Don’t let the extremely competitive culture at your high school distort your perspective. You will have plenty of options.
I don’t recommend you think very seriously about UW-Seattle. Getting into CS there is crazy-competitive. Getting direct-admit to CS as a freshman is difficult even for Washington residents, and UW heavily advantages in-state applicants for CS Direct Entry. If you get into UW and then apply to CS, you’ll need essentially a perfect GPA in the lower-division “weeder” classes to even apply. Nobody needs that kind of stress and a 70% chance of being shut out of your desired major.
Community college isn’t necessarily a bad option at all - De Anza and Foothill both have the Computer Science AA-T which will flow seamlessly into a CSU computer science program; and both schools have Honors programs that provide a more direct pipeline to UC.
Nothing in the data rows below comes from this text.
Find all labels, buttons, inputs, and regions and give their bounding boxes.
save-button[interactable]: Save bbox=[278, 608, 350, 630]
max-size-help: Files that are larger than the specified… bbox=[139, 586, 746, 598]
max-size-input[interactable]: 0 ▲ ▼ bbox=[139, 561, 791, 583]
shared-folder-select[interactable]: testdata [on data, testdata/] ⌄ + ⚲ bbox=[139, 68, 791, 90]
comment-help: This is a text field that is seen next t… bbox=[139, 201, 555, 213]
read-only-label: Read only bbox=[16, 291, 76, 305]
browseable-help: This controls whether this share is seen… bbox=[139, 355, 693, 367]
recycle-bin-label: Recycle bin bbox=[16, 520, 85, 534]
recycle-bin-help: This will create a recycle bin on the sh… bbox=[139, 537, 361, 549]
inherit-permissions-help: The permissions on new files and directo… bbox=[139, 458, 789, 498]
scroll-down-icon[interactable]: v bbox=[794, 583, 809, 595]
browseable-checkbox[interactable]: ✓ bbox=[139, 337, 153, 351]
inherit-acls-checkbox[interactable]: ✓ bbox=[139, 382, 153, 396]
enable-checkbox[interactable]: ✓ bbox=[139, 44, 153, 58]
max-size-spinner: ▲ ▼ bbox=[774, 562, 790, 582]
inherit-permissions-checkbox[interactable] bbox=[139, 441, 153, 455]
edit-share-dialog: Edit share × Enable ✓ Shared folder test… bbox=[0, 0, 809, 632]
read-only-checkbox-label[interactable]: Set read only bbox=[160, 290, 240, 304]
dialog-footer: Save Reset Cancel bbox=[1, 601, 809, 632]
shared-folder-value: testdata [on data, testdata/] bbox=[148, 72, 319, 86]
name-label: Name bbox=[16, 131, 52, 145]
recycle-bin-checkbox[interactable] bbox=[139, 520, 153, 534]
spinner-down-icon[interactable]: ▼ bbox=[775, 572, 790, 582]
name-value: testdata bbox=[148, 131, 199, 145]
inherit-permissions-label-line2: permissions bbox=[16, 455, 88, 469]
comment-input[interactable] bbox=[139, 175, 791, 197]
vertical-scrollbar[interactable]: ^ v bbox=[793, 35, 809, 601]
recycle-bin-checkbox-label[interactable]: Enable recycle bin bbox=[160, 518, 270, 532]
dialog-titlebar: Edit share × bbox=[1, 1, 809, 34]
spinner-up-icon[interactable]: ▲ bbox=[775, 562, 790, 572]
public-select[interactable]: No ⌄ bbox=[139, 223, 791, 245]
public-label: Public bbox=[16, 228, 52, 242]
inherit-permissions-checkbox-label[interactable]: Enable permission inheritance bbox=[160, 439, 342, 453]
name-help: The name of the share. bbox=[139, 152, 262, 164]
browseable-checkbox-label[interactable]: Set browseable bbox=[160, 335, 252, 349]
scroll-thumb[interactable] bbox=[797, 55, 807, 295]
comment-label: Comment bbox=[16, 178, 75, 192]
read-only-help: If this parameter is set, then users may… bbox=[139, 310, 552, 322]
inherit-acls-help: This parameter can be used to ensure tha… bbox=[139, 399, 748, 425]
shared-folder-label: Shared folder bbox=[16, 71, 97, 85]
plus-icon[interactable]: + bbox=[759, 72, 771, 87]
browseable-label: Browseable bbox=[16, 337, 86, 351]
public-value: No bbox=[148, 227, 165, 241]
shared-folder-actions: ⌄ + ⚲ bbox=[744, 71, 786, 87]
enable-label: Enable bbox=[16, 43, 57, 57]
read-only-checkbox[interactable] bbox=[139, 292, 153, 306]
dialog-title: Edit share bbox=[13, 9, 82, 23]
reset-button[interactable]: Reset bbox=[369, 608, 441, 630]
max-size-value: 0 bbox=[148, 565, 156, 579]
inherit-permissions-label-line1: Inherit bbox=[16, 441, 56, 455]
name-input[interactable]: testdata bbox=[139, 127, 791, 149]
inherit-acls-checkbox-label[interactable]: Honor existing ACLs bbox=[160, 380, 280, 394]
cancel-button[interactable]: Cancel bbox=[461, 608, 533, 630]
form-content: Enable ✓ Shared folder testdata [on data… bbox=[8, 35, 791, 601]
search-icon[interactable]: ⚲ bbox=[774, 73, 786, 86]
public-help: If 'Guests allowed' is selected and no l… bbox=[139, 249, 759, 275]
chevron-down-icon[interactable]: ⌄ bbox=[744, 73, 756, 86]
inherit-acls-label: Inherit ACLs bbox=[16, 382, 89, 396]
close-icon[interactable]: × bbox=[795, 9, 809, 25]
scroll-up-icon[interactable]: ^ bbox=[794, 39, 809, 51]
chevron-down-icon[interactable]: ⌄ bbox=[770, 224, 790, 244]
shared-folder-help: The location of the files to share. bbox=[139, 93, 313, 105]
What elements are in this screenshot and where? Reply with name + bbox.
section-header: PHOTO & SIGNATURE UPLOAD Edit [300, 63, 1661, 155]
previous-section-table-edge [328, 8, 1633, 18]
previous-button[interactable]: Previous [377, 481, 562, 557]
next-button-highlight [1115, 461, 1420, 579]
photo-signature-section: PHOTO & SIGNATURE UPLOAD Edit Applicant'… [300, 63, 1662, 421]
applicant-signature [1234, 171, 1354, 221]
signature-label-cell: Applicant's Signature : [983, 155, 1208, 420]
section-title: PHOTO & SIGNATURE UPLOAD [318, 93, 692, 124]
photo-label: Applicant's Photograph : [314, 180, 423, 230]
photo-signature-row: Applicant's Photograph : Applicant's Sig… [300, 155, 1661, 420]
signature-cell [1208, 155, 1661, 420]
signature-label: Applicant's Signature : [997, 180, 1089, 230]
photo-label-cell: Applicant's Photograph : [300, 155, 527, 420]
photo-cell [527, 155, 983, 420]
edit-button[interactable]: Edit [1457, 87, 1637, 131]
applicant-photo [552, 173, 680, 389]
For UC’s, as Gumbymom says, it depends how your junior year goes. But be aware that CS is more competitive than admission in general at most UC’s. (And it’s very hard to switch into if you don’t get into the major initially.) Santa Cruz has a terrific CS program, and Merced’s is good too, so maybe focus on those for now and then you can always look at the even more competitive programs if your stats trend upward and your standardized tests go well.
Likewise, the most competitive CSU CS programs, like Cal Poly SLO, are devilishly hard to get into. But there are also fine programs at CSU’s that you’re almost certain to be able to attend, and many of them have a great residential experience on offer. Look at Humboldt State, Monterey Bay, and Channel Islands for starters. More competitive but entirely possible depending on your stats would include Sonoma, Northridge, and Fullerton. SJSU, Long Beach, and SDSU are getting tough to get into, but you may be qualified when the time comes - press on and see how it goes!
I’m not suggesting less-competitive schools to discourage you; I want you to see that even in what your hyper-competitive school might portray as the “worst case scenario,” you can go to college, have a great experience, get the degree you want, and end up working side by side in tech with your overachiever classmates. If you start by looking at program that you know will be an option, and see that there’s nothing wrong with those options at all, then perhaps you can breathe and enjoy high school a little more. Doing your best is important, but life is too short to torture yourself over the prestige arms race!
To give another example… have a look at Portland State University. You would have no trouble getting in, and they have a great computer science program. They’re located in a fun city with great public transit. One of my d’s best friends fell in love with PSU, applied there in September, got in two weeks later, and enjoyed a happy senior year while the rest of her friends freaked out about college admissions. She loves it there, has great friends, loves the city, and it going to be an RA next year. The WUE rate makes it a great financial deal too.
My point is… your mission at this point is to identify AT LEAST one safety school where you know you could be happy to go. If that’s De Anza/Foothill, that is fine. If it’s one of the non-impacted CSU’s, great too. If it’s a less-competitive WUE school like PSU or Northern Arizona or U of Hawaii or Eastern Washington, also great. (Search WUE schools by major here: http://wue.wiche.edu/search1.jsp ) You just need to defuse the false sense of doom that schools like yours can induce - if you want to go to college, you can and will go to college! (And CS is a field where the name of your school matters much less than your skill-set.)
There are many private colleges and universities, as well as public ones outside of CA and the WUE states, that will be possible too, admissions-wise, but the range of options will depend on your financial situation as well as your stats. To begin with, you have plenty of public U’s to look at in CA and the western states. Try to visit a few of the “sure bet” and likely-admit schools and experience proof-of-concept that all will be well at schools you know will be on the menu. With that assurance in your pocket, give junior year your best shot and then see where things stand.